On superconductivity in (YBa2Cu3O7−δ)m/(PrBa2Cu3O7−δ)n superlattices. A quantitative analysis based on indirect-exchange pairing

We undertake a theoretical analysis of critical temperatures TC(m,n) observed in superlattices composed of m YBa2Cu3O7−δ (YBCO) and, or alternating with, n PrBa2Cu3O7−δ (PrBCO) unit cells, as a function of m and n. A survey of suggested explanations, and of different phenomenological analyses based on Kosterlitz–Thouless transitions, proximity effects, and charge transfer processes, shows that no conclusive interpretation of these phenomena exists. Instead, we adopt a microscopic approach based on indirect-exchange Cooper pairing between conduction electrons (quasi-particles) via oxygen anions. On this basis, and due to structural and electronic similarities between the components, an (m,n) YBCO/PrBCO supercell is treated as an “extended” YBCO system. Assuming that only the YBCO unit cell adjacent to PrBCO is (electronically) directly affected upon forming an (m,n) supercell, essential agreement with experiment is obtained for all values of m and n, without any parameter adjustment.
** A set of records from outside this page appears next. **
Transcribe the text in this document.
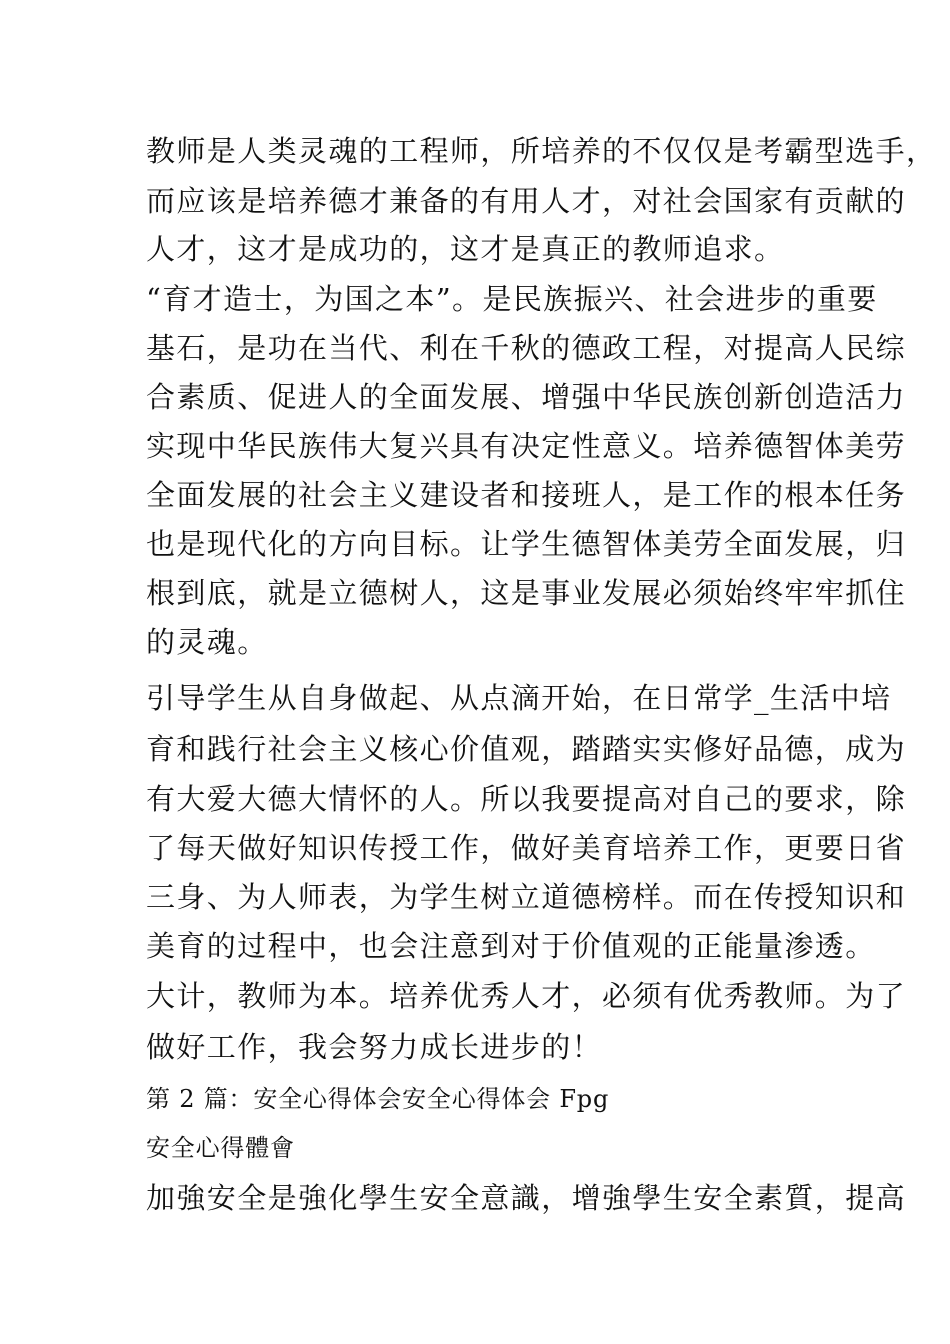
教师是人类灵魂的工程师，所培养的不仅仅是考霸型选手，
而应该是培养德才兼备的有用人才，对社会国家有贡献的
人才，这才是成功的，这才是真正的教师追求。
“育才造士，为国之本”。是民族振兴、社会进步的重要
基石，是功在当代、利在千秋的德政工程，对提高人民综
合素质、促进人的全面发展、增强中华民族创新创造活力
实现中华民族伟大复兴具有决定性意义。培养德智体美劳
全面发展的社会主义建设者和接班人，是工作的根本任务
也是现代化的方向目标。让学生德智体美劳全面发展，归
根到底，就是立德树人，这是事业发展必须始终牢牢抓住
的灵魂。
引导学生从自身做起、从点滴开始，在日常学_生活中培
育和践行社会主义核心价值观，踏踏实实修好品德，成为
有大爱大德大情怀的人。所以我要提高对自己的要求，除
了每天做好知识传授工作，做好美育培养工作，更要日省
三身、为人师表，为学生树立道德榜样。而在传授知识和
美育的过程中，也会注意到对于价值观的正能量渗透。
大计，教师为本。培养优秀人才，必须有优秀教师。为了
做好工作，我会努力成长进步的！
第 2 篇：安全心得体会安全心得体会 Fpg
安全心得體會
加強安全是強化學生安全意識，增強學生安全素質，提高
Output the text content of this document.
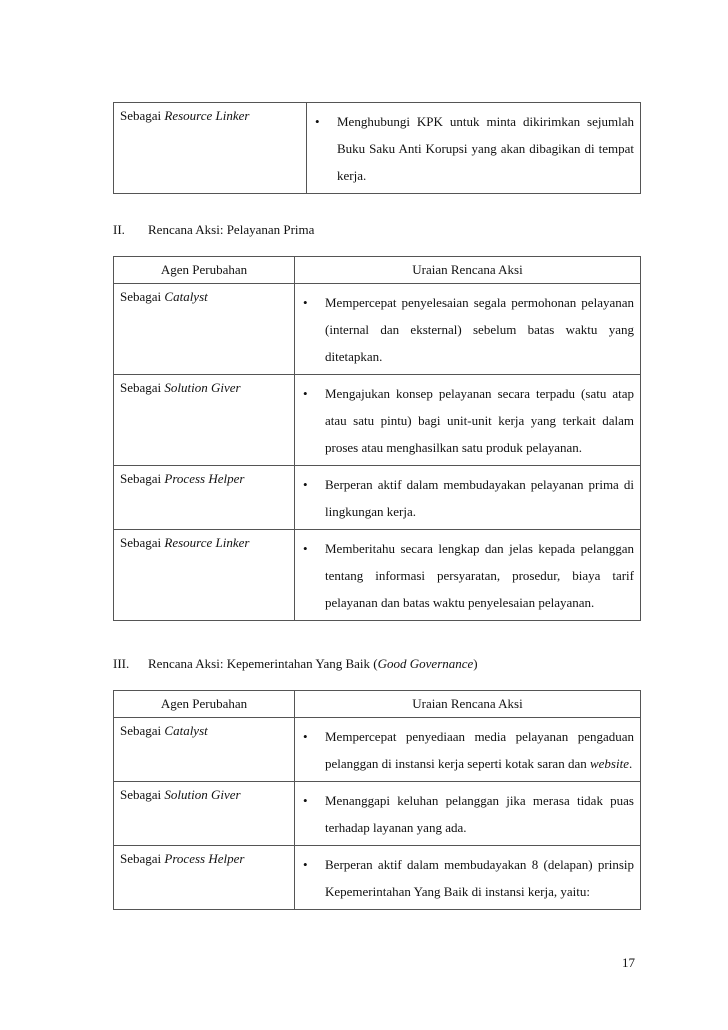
Sebagai Resource Linker	•	Menghubungi KPK untuk minta dikirimkan sejumlah Buku Saku Anti Korupsi yang akan dibagikan di tempat kerja.
II. Rencana Aksi: Pelayanan Prima
Agen Perubahan	Uraian Rencana Aksi
Sebagai Catalyst	• Mempercepat penyelesaian segala permohonan pelayanan (internal dan eksternal) sebelum batas waktu yang ditetapkan.

Sebagai Solution Giver	• Mengajukan konsep pelayanan secara terpadu (satu atap atau satu pintu) bagi unit-unit kerja yang terkait dalam proses atau menghasilkan satu produk pelayanan.

Sebagai Process Helper	• Berperan aktif dalam membudayakan pelayanan prima di lingkungan kerja.

Sebagai Resource Linker	• Memberitahu secara lengkap dan jelas kepada pelanggan tentang informasi persyaratan, prosedur, biaya tarif pelayanan dan batas waktu penyelesaian pelayanan.
III. Rencana Aksi: Kepemerintahan Yang Baik (Good Governance)
Agen Perubahan	Uraian Rencana Aksi
Sebagai Catalyst	• Mempercepat penyediaan media pelayanan pengaduan pelanggan di instansi kerja seperti kotak saran dan website.

Sebagai Solution Giver	• Menanggapi keluhan pelanggan jika merasa tidak puas terhadap layanan yang ada.

Sebagai Process Helper	• Berperan aktif dalam membudayakan 8 (delapan) prinsip Kepemerintahan Yang Baik di instansi kerja, yaitu:
17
In conformity with the results of conductance experiments by Cieplak et al. (Phys. Rev. B 50 (1994) 12 876) we establish a direct correlation between TC(m,n) and a normal-state property of the system, the Fermi vector length kF, as a function of m and n. The results do not support the (widespread) assumption of interlayer (intercell) coupling in the YBCO system, neither between different m-YBCO units nor intercell coupling within the same unit.